«Heissi Marroni» wärmen und stärken das Qi
- Chiway Therapiezentrum
- 24. Juli
- 2 Min. Lesezeit

Das kühle regnerische Herbstwetter schlägt gerne auf die Stimmung – nach dem langen Sommer muss man sich wieder an kürzere Tage gewöhnen und die warmen Pullover aus dem Schrank holen. Der Herbst bringt aber auch kulinarische Freuden mit sich: Die vielen Pilzsorten beispielsweise und den frischen «Suuser».
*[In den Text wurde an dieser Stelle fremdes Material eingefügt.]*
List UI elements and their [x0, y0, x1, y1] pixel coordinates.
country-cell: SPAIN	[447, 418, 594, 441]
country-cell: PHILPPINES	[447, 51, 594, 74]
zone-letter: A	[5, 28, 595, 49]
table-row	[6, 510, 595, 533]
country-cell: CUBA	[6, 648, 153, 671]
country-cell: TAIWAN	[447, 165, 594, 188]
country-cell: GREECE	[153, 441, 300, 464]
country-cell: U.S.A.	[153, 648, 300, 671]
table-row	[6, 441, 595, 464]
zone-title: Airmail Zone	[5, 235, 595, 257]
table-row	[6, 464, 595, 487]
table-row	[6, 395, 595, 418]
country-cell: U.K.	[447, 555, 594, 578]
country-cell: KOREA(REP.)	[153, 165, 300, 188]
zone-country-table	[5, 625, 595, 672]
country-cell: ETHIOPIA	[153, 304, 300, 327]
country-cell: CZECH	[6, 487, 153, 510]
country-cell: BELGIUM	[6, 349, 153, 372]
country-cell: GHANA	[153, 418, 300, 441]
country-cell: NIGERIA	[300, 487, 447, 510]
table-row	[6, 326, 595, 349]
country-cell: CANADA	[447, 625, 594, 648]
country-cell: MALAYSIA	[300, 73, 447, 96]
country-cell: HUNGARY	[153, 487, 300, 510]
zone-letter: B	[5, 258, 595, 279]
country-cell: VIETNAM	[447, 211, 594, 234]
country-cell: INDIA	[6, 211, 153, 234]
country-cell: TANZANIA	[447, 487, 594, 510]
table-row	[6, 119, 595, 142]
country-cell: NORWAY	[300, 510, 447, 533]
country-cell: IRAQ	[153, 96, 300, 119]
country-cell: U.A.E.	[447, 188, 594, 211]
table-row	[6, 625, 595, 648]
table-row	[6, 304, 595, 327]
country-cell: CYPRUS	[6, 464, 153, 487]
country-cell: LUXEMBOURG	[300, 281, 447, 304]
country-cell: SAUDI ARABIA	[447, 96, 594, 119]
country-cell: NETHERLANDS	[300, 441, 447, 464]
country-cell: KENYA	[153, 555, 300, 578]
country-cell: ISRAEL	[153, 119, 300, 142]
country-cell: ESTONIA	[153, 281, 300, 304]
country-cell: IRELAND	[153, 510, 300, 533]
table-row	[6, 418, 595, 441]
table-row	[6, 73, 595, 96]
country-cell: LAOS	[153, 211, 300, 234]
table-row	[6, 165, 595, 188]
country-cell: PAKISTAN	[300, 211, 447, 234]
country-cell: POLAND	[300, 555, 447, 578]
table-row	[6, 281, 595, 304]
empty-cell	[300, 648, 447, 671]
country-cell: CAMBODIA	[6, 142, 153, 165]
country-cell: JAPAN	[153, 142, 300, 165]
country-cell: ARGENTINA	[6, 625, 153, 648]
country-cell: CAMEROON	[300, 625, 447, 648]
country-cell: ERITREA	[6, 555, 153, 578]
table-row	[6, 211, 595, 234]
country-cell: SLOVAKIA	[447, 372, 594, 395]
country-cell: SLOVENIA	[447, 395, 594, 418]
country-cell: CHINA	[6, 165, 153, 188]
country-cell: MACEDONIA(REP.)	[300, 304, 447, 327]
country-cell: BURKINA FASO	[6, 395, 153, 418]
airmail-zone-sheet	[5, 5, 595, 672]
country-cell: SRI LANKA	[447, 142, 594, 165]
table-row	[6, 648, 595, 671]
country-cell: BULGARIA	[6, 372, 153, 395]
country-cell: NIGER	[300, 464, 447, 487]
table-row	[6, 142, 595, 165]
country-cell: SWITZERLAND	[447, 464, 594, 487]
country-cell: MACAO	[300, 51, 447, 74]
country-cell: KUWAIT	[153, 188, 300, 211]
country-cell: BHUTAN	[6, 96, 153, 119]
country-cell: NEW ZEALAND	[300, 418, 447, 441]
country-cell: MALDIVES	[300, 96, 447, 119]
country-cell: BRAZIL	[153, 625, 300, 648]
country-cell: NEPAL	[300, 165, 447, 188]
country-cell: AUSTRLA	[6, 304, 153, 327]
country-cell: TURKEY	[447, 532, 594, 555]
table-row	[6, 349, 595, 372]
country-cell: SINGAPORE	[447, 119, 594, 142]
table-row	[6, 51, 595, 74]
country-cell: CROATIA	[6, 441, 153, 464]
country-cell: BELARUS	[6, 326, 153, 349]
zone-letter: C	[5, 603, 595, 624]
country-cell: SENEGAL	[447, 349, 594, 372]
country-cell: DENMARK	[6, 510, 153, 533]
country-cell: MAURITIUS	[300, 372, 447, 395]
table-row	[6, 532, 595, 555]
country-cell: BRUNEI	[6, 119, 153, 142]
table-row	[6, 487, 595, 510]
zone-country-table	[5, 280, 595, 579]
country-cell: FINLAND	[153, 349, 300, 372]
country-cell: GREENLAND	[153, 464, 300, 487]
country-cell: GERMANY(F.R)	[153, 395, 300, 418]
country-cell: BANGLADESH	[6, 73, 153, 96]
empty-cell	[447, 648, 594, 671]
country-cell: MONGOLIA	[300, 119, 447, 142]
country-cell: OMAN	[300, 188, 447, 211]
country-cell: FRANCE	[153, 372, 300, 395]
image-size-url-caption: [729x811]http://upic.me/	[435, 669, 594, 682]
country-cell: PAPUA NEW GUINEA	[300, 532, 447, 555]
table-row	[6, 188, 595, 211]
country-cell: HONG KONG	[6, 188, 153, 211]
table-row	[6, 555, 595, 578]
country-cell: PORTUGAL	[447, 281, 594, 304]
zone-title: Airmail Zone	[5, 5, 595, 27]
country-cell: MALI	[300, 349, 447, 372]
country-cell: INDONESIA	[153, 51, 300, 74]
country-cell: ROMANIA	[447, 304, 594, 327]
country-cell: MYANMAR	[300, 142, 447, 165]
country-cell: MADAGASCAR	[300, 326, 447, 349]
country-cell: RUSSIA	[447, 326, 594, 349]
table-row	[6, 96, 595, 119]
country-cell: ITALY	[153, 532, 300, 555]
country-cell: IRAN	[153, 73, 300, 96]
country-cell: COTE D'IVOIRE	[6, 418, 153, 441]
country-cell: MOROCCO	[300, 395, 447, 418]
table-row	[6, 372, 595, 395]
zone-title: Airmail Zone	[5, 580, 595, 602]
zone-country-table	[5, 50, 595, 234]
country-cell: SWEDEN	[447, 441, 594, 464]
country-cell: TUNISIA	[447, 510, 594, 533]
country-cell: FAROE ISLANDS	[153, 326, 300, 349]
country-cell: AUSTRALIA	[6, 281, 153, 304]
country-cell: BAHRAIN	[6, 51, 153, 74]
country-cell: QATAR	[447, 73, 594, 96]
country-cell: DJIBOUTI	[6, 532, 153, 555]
Besonders gesund aus TCM-Sicht sind im Herbst und Winter die Edelkastanien oder Marroni. Die stärkereichen Nussfrüchte wachsen vor allem im Süden Europas und haben lauter tolle Eigenschaften: Süss im Geschmack und wärmend für unsere Verdauungsorgane Milz und Magen eignen sie sich sehr gut zur Stärkung der Lebensenergie Qi. Wer nach zu reichlichem «Suuser»-Genuss eine etwas «schnelle Verdauung» feststellt, kann zu Marroni als Gegenmittel greifen. Sie helfen bei Müdigkeit und Erschöpfung, gereizter Magenschleimhaut und generell bei Störungen der Darmflora. Sie unterstützen Stillende bei der Milchbildung und sind ideal für Kinder.
Edelkastanien stärken aber auch das Yin und das Yang der Nieren. So werden erhöhte Harnsäurewerte positiv beeinflusst. Da die Nieren-Energie in der TCM nicht ausschliesslich das Organ, sondern generell die unteren Partien des Körpers meint, helfen Marroni auch bei Schwäche in den Beinen und dem unteren Rücken.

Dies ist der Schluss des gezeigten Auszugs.